2002 Denver Annual Meeting (October 27-30, 2002)

Paper No. 3
Presentation Time: 1:30 PM-5:30 PM


BRAKE, S.S1, HASIOTIS, S.T.2, DANNELLY, H.K.3 and SHORT, S.E.1, (1)Dept. of Geography,Geology, and Anthropology, Indiana State Univ, Terre Haute, IN 47809, (2)Dept. of Geology, Univ. of Kansas, 1475 Jayhawk Blvd, 120 Lindley Hall, Lawrence, KS 66045, (3)Dept. of Life Sciences, Indiana State Univ, Terre Haute, IN 47809, gebrake@scifac.indstate.edu

Biofilm composed of a number of eukaryotic microorganisms forms in acid mine drainage systems at the abandoned Green Valley coal mine site, western Indiana. Under normal site conditions (pH 3.0-3.5), the biofilm is dominated by an acidophilic euglenoid, Euglena mutabilis. Scattered throughout and making up <1% of the biofilm are diatoms consisting primarily of one species of Nitzschia.
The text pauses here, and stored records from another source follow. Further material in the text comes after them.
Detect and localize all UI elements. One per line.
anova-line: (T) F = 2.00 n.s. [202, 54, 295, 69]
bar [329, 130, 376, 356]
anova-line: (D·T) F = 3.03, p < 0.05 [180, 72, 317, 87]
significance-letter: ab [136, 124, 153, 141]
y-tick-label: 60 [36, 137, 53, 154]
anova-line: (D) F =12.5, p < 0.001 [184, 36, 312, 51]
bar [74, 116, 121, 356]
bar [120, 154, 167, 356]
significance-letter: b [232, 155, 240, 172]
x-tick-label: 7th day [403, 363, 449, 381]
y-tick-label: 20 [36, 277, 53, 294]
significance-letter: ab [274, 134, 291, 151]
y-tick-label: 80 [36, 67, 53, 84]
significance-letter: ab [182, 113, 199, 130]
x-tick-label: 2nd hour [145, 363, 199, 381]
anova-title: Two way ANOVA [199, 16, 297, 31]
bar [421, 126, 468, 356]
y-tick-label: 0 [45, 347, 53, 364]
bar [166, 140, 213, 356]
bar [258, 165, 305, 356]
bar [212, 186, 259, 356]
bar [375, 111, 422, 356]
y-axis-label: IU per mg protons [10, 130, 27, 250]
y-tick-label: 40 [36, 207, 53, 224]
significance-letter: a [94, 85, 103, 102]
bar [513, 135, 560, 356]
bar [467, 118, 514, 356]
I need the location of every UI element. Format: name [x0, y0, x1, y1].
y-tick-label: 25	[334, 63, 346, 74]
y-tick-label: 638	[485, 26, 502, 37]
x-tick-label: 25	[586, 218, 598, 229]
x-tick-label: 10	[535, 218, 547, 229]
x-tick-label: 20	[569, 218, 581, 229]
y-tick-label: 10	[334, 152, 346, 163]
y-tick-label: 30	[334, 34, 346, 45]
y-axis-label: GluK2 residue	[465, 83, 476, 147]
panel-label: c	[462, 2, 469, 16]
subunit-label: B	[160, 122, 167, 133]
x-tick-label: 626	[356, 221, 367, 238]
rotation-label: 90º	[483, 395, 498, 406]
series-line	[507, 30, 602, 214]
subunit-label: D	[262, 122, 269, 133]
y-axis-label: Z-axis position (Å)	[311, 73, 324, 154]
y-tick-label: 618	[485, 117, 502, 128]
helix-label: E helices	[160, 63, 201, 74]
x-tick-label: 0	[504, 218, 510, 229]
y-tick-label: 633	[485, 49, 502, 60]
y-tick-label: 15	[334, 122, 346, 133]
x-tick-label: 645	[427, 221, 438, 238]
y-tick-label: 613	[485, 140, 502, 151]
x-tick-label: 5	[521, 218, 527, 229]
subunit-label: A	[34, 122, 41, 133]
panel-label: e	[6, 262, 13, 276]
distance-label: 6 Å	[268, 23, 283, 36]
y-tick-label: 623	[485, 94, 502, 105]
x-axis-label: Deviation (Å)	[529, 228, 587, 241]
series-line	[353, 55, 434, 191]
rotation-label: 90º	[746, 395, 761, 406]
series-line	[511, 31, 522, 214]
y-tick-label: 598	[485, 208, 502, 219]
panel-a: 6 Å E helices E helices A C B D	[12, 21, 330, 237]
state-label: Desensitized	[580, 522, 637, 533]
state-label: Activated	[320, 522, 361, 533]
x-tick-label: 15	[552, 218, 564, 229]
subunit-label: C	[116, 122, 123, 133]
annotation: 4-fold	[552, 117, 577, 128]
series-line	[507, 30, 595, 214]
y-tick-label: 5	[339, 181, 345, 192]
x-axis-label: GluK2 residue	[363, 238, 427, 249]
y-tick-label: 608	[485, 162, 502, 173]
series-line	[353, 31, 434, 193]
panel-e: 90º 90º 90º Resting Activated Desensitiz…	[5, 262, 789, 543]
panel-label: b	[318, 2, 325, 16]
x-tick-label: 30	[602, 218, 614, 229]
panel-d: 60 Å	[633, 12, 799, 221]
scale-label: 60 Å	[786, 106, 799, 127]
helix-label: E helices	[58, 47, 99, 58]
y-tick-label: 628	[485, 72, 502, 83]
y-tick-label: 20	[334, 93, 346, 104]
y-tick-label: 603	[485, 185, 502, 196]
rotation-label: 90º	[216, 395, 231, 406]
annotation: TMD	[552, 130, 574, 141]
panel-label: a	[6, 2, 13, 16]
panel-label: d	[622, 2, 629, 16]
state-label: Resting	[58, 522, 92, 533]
Nitzschia are also present in small (<20 cm diameter), isolated communities containing lesser amounts of fungal hyphae, filamentous algae, and E. mutabilis. The patchy nature of these isolated communities reflects restriction to areas more conducive for diatom growth. Site observations over a three-year period show that the distribution and composition of the eukaryotic biofilm varies significantly over relatively short periods of time due to rapid changes in the physicochemical condition of the acidic water in response to increased hydrologic input from rainfall and snowmelt. Diatom communities, in particular, were observed to expand their distribution across a channel following a catastrophic rainfall event (up to 12 cm) that temporarily diluted the acidic water. After several weeks when site conditions returned to pre-existing levels, diatom communities retreated to isolated patches, and E. mutabilis flourished.

The biofilm overlies layered iron-rich biolaminates (stromatolites) that record the temporal oscillations in microbial activity. The stromatolites are composed of thin, wavy layers often containing partially decayed E. mutabilis-dominated biofilm. These layers represent the biological activity and iron precipitation under normal acid mine drainage conditions. Alternating with the thin wavy layers are thicker (up to 2 cm) sponge-like layers consisting, of iron precipitated on and incorporated into radiating colonies of diatoms. We believe the spongy layers reflect periodic changes in the physicochemical conditions of the environment, which allowed diatoms to temporarily dominate the system.